The placement of the portables says a lot about how the students say they view themselves: cast aside by the mainstream; not gone, just forgotten.
And some of the recent budget cuts the North Kitsap School District (NKSD) board of directors made earlier this year to tighten the district’s purse strings just reinforce their feelings, they say. Several decisions hit the alternative students’ morale. But one in particular has set off parents’ alarm bells as putting their children in danger.
The district no longer runs shuttle buses to its alternative programs: Spectrum, PAL and Options.
These buses provided transportation to students who lived in other schools’ attendance boundaries but chose to attend the alternative schools.
Because Spectrum is the only alternative high school, it’s an all-or-nothing proposition.
For Ward, when she was attending school, she had to trek several blocks to a public bus stop and pay for the bus out of pocket. When the shuttle bus did run, she boarded the bus at Vinland Elementary, which was a six-minute walk away from her house. Until she’s able to return to school, she’ll continue her course work at home.
Ward’s story is typical of those students for whom the shuttle bus served the dual purpose of transportation to school and lifeline to an educational environment that brings out the best in them.
For Cody Barker, also a student at Spectrum, getting to school has become quiet an ordeal since the shuttle buses were cancelled at the beginning of the school year.
Because he lives in the North Kitsap High attendance zone, the 11-mile trip between his house and Spectrum takes about 30 minutes.
Barker has been attending Spectrum for more than two years, his mother, Robin Gagne said.
Gagne didn’t realize the buses had been cancelled until she filed the registration papers for school the day before school started.
“We had to scramble around to try to figure out how to get him to school,” Gagne said.
The morning transportation is a tad inconvenient, but it’s the ride home that’s turned into a safety issue. In the mornings, Gagne drops her son off at Foss Road, where he catches a bus to Spectrum.
“The problem is when he comes home in the afternoon. He has to walk from the bus stop at Foss Road and cross Bond Road, which is very dangerous. There’s a lot of traffic and no crosswalks,” Gagne said.
As a mother, she’s concerned about more than her son’s safety. She’s also worried he’ll grow weary of the inconvenience and stop going to school. And, because Barker’s feelings of the mainstream high school scene mirror many of the other students at Spectrum — they’re round pegs that just don’t fit into that square-shaped hole — Spectrum is really his only educational choice.
“Spectrum has been a miracle for Cody,” she said. “ ... I don’t want anything to ruin the education he’s gotten so far.”
NKSD Board President Melanie Mohler said it’s never easy to make decisions that adversely affect students in the district.
“It’s extremely challenging. It really is,” she said.

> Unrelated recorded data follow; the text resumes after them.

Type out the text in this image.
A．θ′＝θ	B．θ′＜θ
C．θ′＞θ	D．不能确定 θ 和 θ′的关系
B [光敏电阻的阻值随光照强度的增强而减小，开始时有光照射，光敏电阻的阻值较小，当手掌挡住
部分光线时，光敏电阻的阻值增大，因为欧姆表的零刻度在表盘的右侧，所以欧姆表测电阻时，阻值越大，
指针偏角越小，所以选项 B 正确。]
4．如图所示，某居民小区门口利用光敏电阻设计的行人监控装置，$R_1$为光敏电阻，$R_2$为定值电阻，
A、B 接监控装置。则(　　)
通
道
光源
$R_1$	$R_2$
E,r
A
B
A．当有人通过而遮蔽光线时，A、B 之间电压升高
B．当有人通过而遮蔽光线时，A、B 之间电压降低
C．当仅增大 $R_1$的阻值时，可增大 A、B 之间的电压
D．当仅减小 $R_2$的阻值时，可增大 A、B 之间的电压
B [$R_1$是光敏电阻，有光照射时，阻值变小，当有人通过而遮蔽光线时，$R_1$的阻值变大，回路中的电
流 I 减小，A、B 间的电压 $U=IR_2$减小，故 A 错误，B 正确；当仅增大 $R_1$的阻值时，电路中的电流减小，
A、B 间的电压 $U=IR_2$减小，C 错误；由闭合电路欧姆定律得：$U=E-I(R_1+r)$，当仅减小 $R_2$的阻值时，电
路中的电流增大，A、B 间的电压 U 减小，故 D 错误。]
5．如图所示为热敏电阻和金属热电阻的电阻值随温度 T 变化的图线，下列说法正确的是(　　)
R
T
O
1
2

When economic times weren’t as trying, the district was able to build up some programs and maintain services like shuttle buses to the alternative schools. Now, with less money coming in from the state, the district is forced to cut back on services.

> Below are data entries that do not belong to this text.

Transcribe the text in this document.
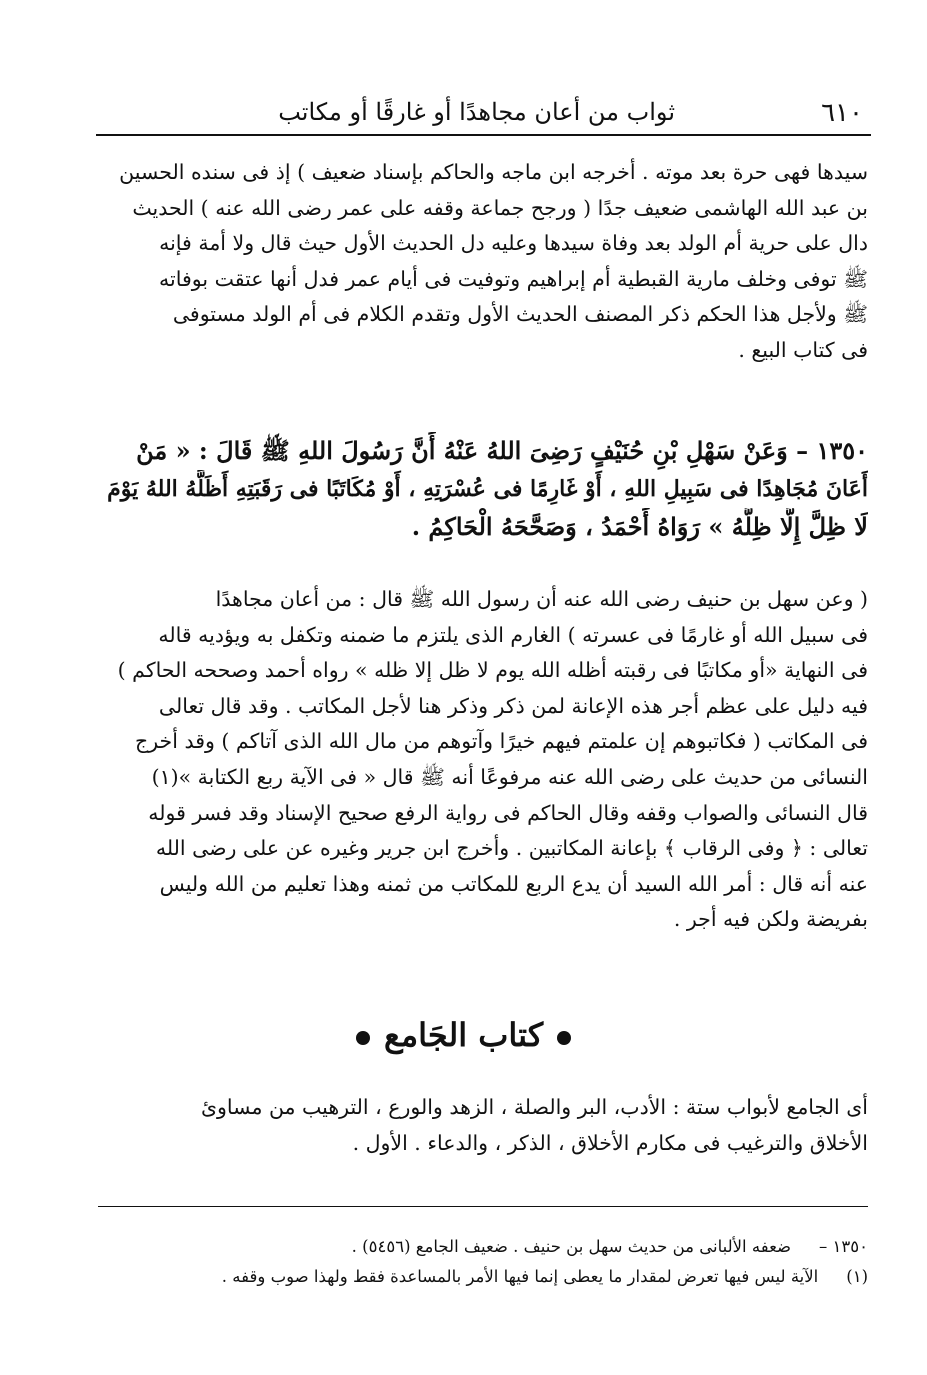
٦١٠
ثواب من أعان مجاهدًا أو غارقًا أو مكاتب
سيدها فهى حرة بعد موته . أخرجه ابن ماجه والحاكم بإسناد ضعيف ) إذ فى سنده الحسين
بن عبد الله الهاشمى ضعيف جدًا ( ورجح جماعة وقفه على عمر رضى الله عنه ) الحديث
دال على حرية أم الولد بعد وفاة سيدها وعليه دل الحديث الأول حيث قال ولا أمة فإنه
ﷺ توفى وخلف مارية القبطية أم إبراهيم وتوفيت فى أيام عمر فدل أنها عتقت بوفاته
ﷺ ولأجل هذا الحكم ذكر المصنف الحديث الأول وتقدم الكلام فى أم الولد مستوفى
فى كتاب البيع .
١٣٥٠ – وَعَنْ سَهْلِ بْنِ حُنَيْفٍ رَضِىَ اللهُ عَنْهُ أَنَّ رَسُولَ اللهِ ﷺ قَالَ : « مَنْ
أَعَانَ مُجَاهِدًا فى سَبِيلِ اللهِ ، أَوْ غَارِمًا فى عُسْرَتِهِ ، أَوْ مُكَاتَبًا فى رَقَبَتِهِ أَظَلَّهُ اللهُ يَوْمَ
لَا ظِلَّ إِلَّا ظِلُّهُ » رَوَاهُ أَحْمَدُ ، وَصَحَّحَهُ الْحَاكِمُ .
( وعن سهل بن حنيف رضى الله عنه أن رسول الله ﷺ قال : من أعان مجاهدًا
فى سبيل الله أو غارمًا فى عسرته ) الغارم الذى يلتزم ما ضمنه وتكفل به ويؤديه قاله
فى النهاية «أو مكاتبًا فى رقبته أظله الله يوم لا ظل إلا ظله » رواه أحمد وصححه الحاكم )
فيه دليل على عظم أجر هذه الإعانة لمن ذكر وذكر هنا لأجل المكاتب . وقد قال تعالى
فى المكاتب ( فكاتبوهم إن علمتم فيهم خيرًا وآتوهم من مال الله الذى آتاكم ) وقد أخرج
النسائى من حديث على رضى الله عنه مرفوعًا أنه ﷺ قال « فى الآية ربع الكتابة »(١)
قال النسائى والصواب وقفه وقال الحاكم فى رواية الرفع صحيح الإسناد وقد فسر قوله
تعالى : ﴿ وفى الرقاب ﴾ بإعانة المكاتبين . وأخرج ابن جرير وغيره عن على رضى الله
عنه أنه قال : أمر الله السيد أن يدع الربع للمكاتب من ثمنه وهذا تعليم من الله وليس
بفريضة ولكن فيه أجر .
كتاب الجَامع
أى الجامع لأبواب ستة : الأدب، البر والصلة ، الزهد والورع ، الترهيب من مساوئ
الأخلاق والترغيب فى مكارم الأخلاق ، الذكر ، والدعاء . الأول .
١٣٥٠ –ضعفه الألبانى من حديث سهل بن حنيف . ضعيف الجامع (٥٤٥٦) .
(١)الآية ليس فيها تعرض لمقدار ما يعطى إنما فيها الأمر بالمساعدة فقط ولهذا صوب وقفه .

“To start picking away at (the programs) and to start with nothing again is really disheartening,” Mohler said.
The decision to end the shuttle service wasn’t based on how many students were affected, she said.

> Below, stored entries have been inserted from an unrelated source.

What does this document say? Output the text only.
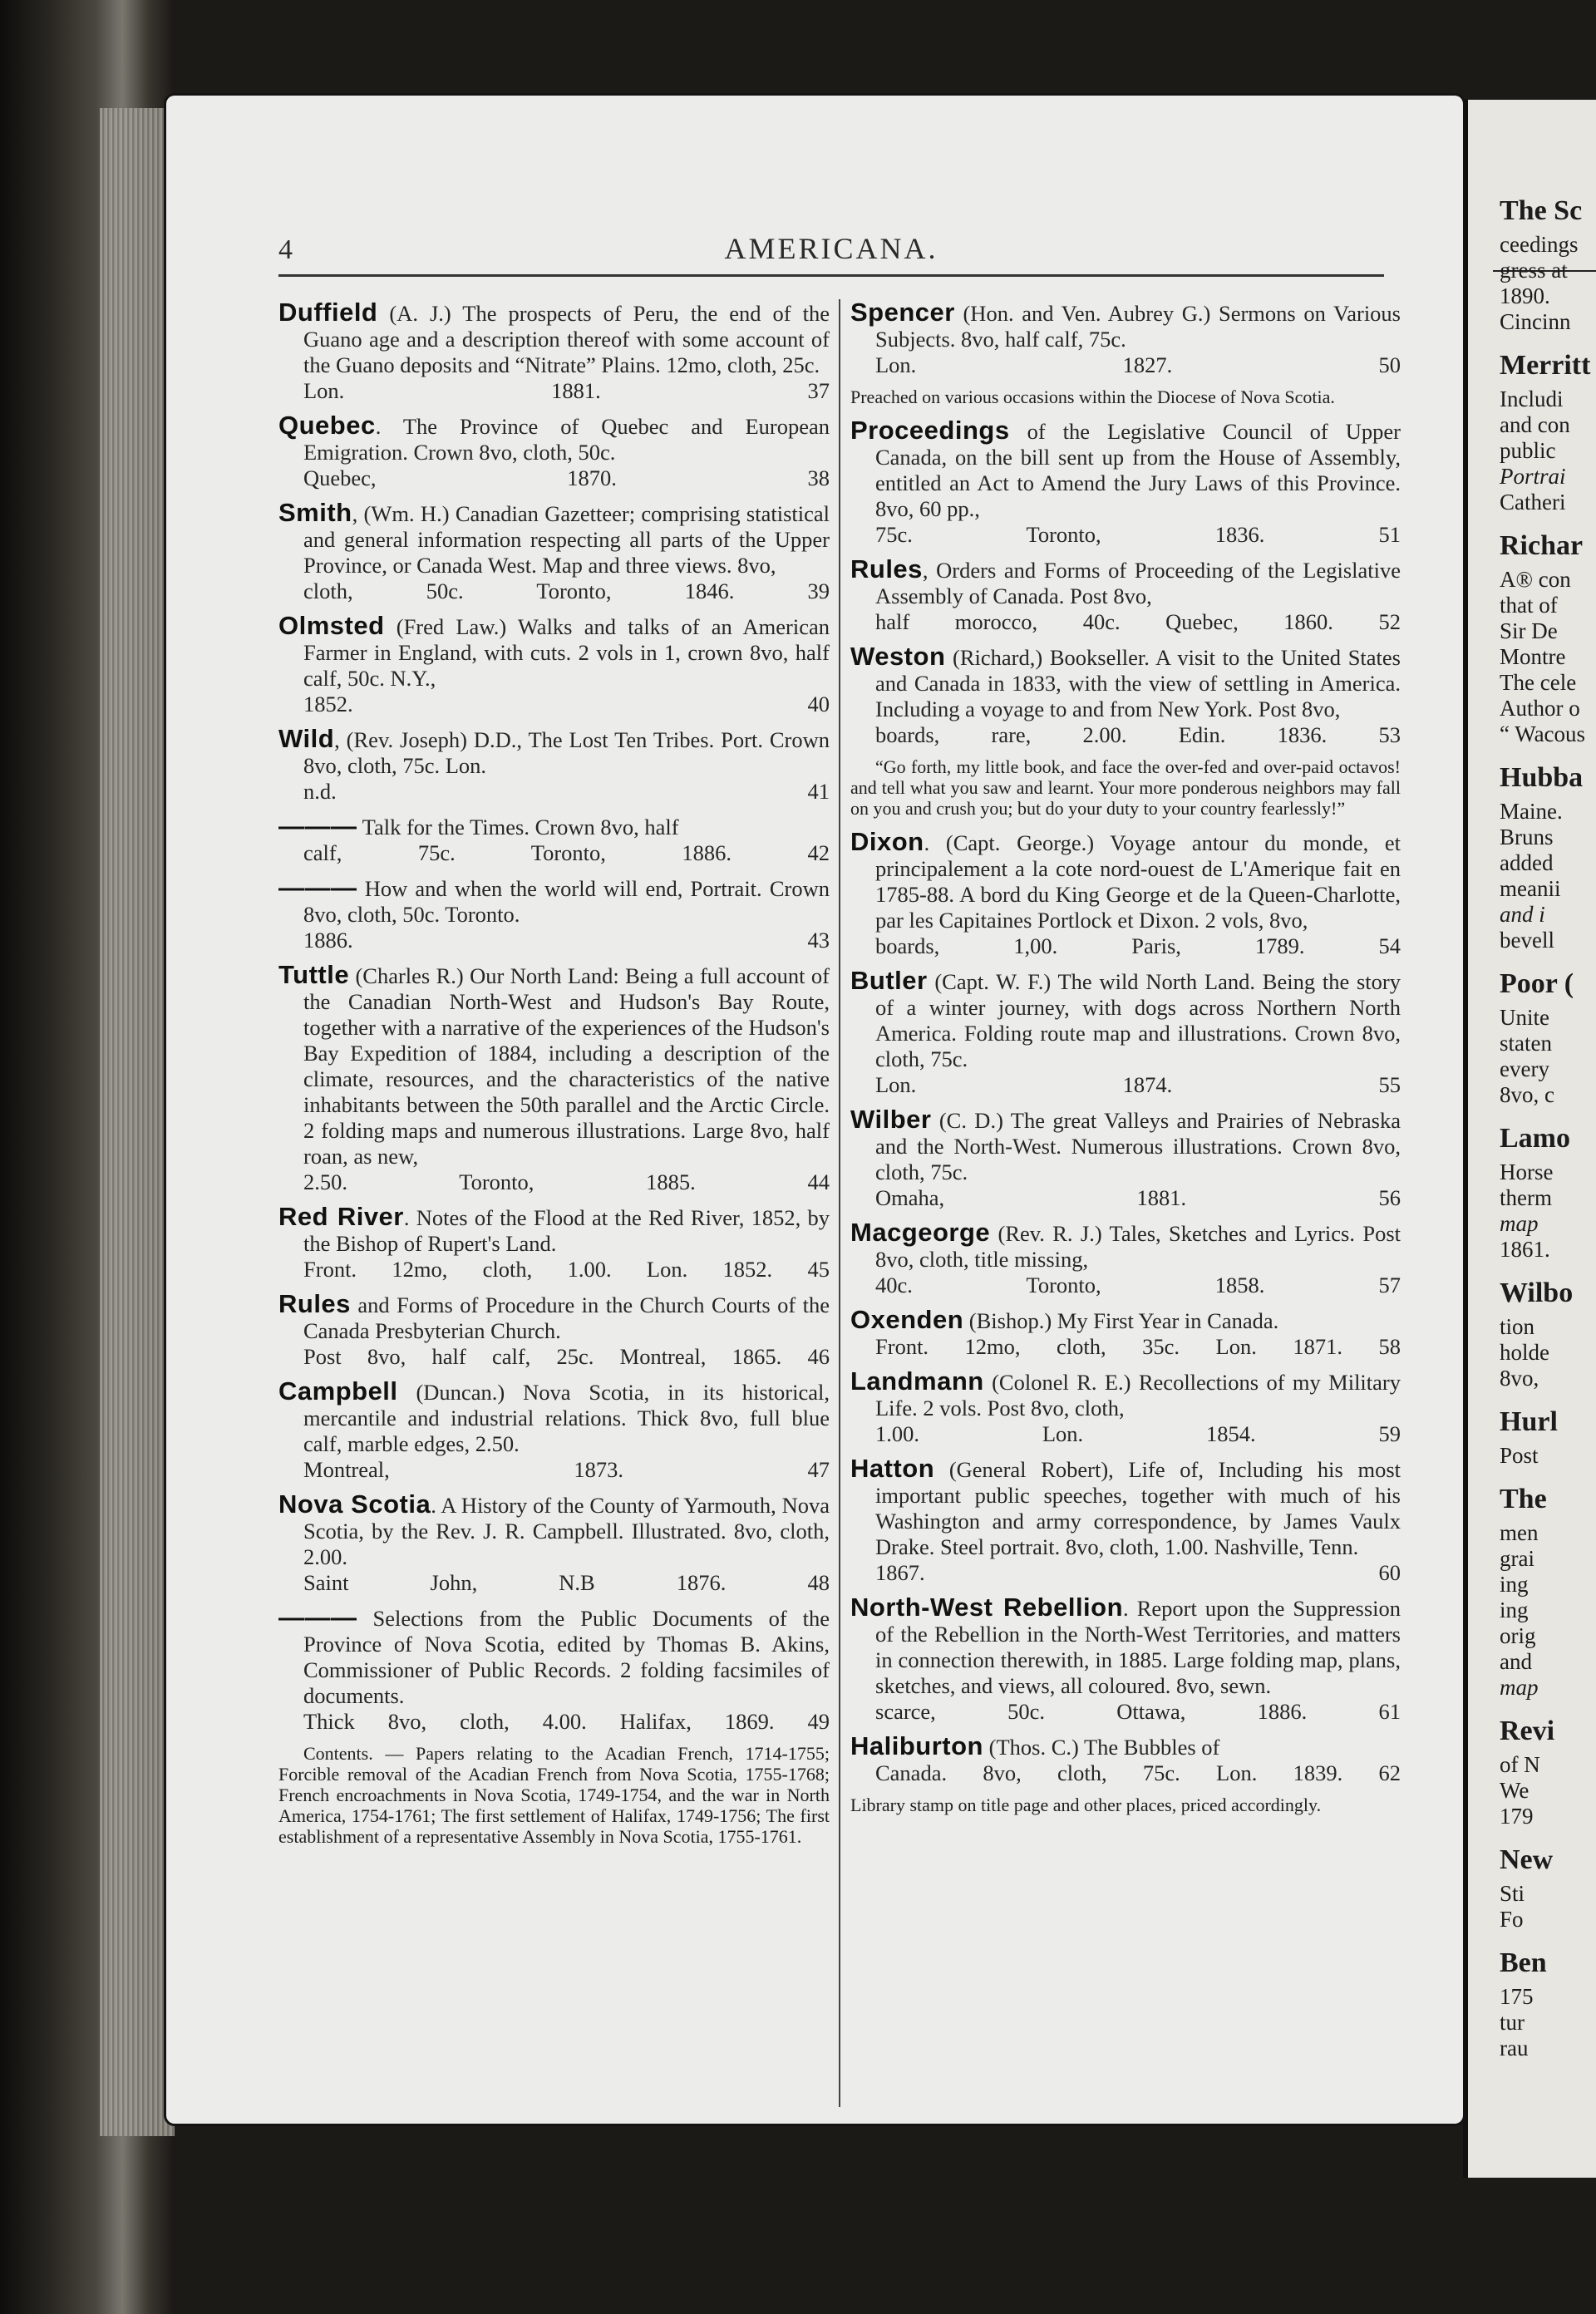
The Sc
ceedings
gress at
1890.
Cincinn
Merritt
Includi
and con
public
Portrai
Catheri
Richar
A® con
that of
Sir De
Montre
The cele
Author o
“ Wacous
Hubba
Maine.
Bruns
added
meanii
and i
bevell
Poor (
Unite
staten
every
8vo, c
Lamo
Horse
therm
map
1861.
Wilbo
tion
holde
8vo,
Hurl
Post
The
men
grai
ing
ing
orig
and
map
Revi
of N
We
179
New
Sti
Fo
Ben
175
tur
rau
4	AMERICANA.

Duffield (A. J.) The prospects of Peru, the end of the Guano age and a description thereof with some account of the Guano deposits and “Nitrate” Plains. 12mo, cloth, 25c.
Lon. 1881.	37

Quebec. The Province of Quebec and European Emigration. Crown 8vo, cloth, 50c.
Quebec, 1870.	38

Smith, (Wm. H.) Canadian Gazetteer; comprising statistical and general information respecting all parts of the Upper Province, or Canada West. Map and three views. 8vo,
cloth, 50c. Toronto, 1846.	39

Olmsted (Fred Law.) Walks and talks of an American Farmer in England, with cuts. 2 vols in 1, crown 8vo, half calf, 50c. N.Y.,
1852.	40

Wild, (Rev. Joseph) D.D., The Lost Ten Tribes. Port. Crown 8vo, cloth, 75c. Lon.
n.d.	41

——— Talk for the Times. Crown 8vo, half
calf, 75c. Toronto, 1886.	42

——— How and when the world will end, Portrait. Crown 8vo, cloth, 50c. Toronto.
1886.	43

Tuttle (Charles R.) Our North Land: Being a full account of the Canadian North-West and Hudson's Bay Route, together with a narrative of the experiences of the Hudson's Bay Expedition of 1884, including a description of the climate, resources, and the characteristics of the native inhabitants between the 50th parallel and the Arctic Circle. 2 folding maps and numerous illustrations. Large 8vo, half roan, as new,
2.50. Toronto, 1885.	44

Red River. Notes of the Flood at the Red River, 1852, by the Bishop of Rupert's Land.
Front. 12mo, cloth, 1.00. Lon. 1852. 45

Rules and Forms of Procedure in the Church Courts of the Canada Presbyterian Church.
Post 8vo, half calf, 25c. Montreal, 1865. 46

Campbell (Duncan.) Nova Scotia, in its historical, mercantile and industrial relations. Thick 8vo, full blue calf, marble edges, 2.50.
Montreal, 1873.	47

Nova Scotia. A History of the County of Yarmouth, Nova Scotia, by the Rev. J. R. Campbell. Illustrated. 8vo, cloth, 2.00.
Saint John, N.B 1876.	48

——— Selections from the Public Documents of the Province of Nova Scotia, edited by Thomas B. Akins, Commissioner of Public Records. 2 folding facsimiles of documents.
Thick 8vo, cloth, 4.00. Halifax, 1869. 49

Contents. — Papers relating to the Acadian French, 1714-1755; Forcible removal of the Acadian French from Nova Scotia, 1755-1768; French encroachments in Nova Scotia, 1749-1754, and the war in North America, 1754-1761; The first settlement of Halifax, 1749-1756; The first establishment of a representative Assembly in Nova Scotia, 1755-1761.

Spencer (Hon. and Ven. Aubrey G.) Sermons on Various Subjects. 8vo, half calf, 75c.
Lon. 1827.	50

Preached on various occasions within the Diocese of Nova Scotia.

Proceedings of the Legislative Council of Upper Canada, on the bill sent up from the House of Assembly, entitled an Act to Amend the Jury Laws of this Province. 8vo, 60 pp.,
75c. Toronto, 1836.	51

Rules, Orders and Forms of Proceeding of the Legislative Assembly of Canada. Post 8vo,
half morocco, 40c. Quebec, 1860. 52

Weston (Richard,) Bookseller. A visit to the United States and Canada in 1833, with the view of settling in America. Including a voyage to and from New York. Post 8vo,
boards, rare, 2.00. Edin. 1836. 53

“Go forth, my little book, and face the over-fed and over-paid octavos! and tell what you saw and learnt. Your more ponderous neighbors may fall on you and crush you; but do your duty to your country fearlessly!”

Dixon. (Capt. George.) Voyage antour du monde, et principalement a la cote nord-ouest de L'Amerique fait en 1785-88. A bord du King George et de la Queen-Charlotte, par les Capitaines Portlock et Dixon. 2 vols, 8vo,
boards, 1,00. Paris, 1789.	54

Butler (Capt. W. F.) The wild North Land. Being the story of a winter journey, with dogs across Northern North America. Folding route map and illustrations. Crown 8vo, cloth, 75c.
Lon. 1874.	55

Wilber (C. D.) The great Valleys and Prairies of Nebraska and the North-West. Numerous illustrations. Crown 8vo, cloth, 75c.
Omaha, 1881.	56

Macgeorge (Rev. R. J.) Tales, Sketches and Lyrics. Post 8vo, cloth, title missing,
40c. Toronto, 1858.	57

Oxenden (Bishop.) My First Year in Canada.
Front. 12mo, cloth, 35c. Lon. 1871. 58

Landmann (Colonel R. E.) Recollections of my Military Life. 2 vols. Post 8vo, cloth,
1.00. Lon. 1854.	59

Hatton (General Robert), Life of, Including his most important public speeches, together with much of his Washington and army correspondence, by James Vaulx Drake. Steel portrait. 8vo, cloth, 1.00. Nashville, Tenn.
1867.	60

North-West Rebellion. Report upon the Suppression of the Rebellion in the North-West Territories, and matters in connection therewith, in 1885. Large folding map, plans, sketches, and views, all coloured. 8vo, sewn.
scarce, 50c. Ottawa, 1886.	61

Haliburton (Thos. C.) The Bubbles of
Canada. 8vo, cloth, 75c. Lon. 1839. 62

Library stamp on title page and other places, priced accordingly.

According to an e-mail from NKSD Superintendent Rick Jones to Gagne, the district is “looking into the possibility of an alternative education program at both Kingston and North Kitsap so students (can) access the program in both the north and south of the district. This would allow student transportation to both programs.”
Unfortunately, Mohler said, it comes down to a matter of money.
And the district’s cash flow isn’t as prolific as it used to be.
The educational funding formula for the entire state as of late has become less money from the state, plus stricter standards and unfunded mandates, equals tough budget decisions at the local level.
“If the state would step up and fund education the way they’re supposed to,” Mohler said, continuing that Washington’s Constitution declares it’s the state’s paramount duty to fund basic education.
In a recurring theme, Mohler pointed her finger at the state’s archaic definition of basic education. The funding formula is about three decades old.
“Times have changed and the formula has not,” she said. “The duty has remained the same.”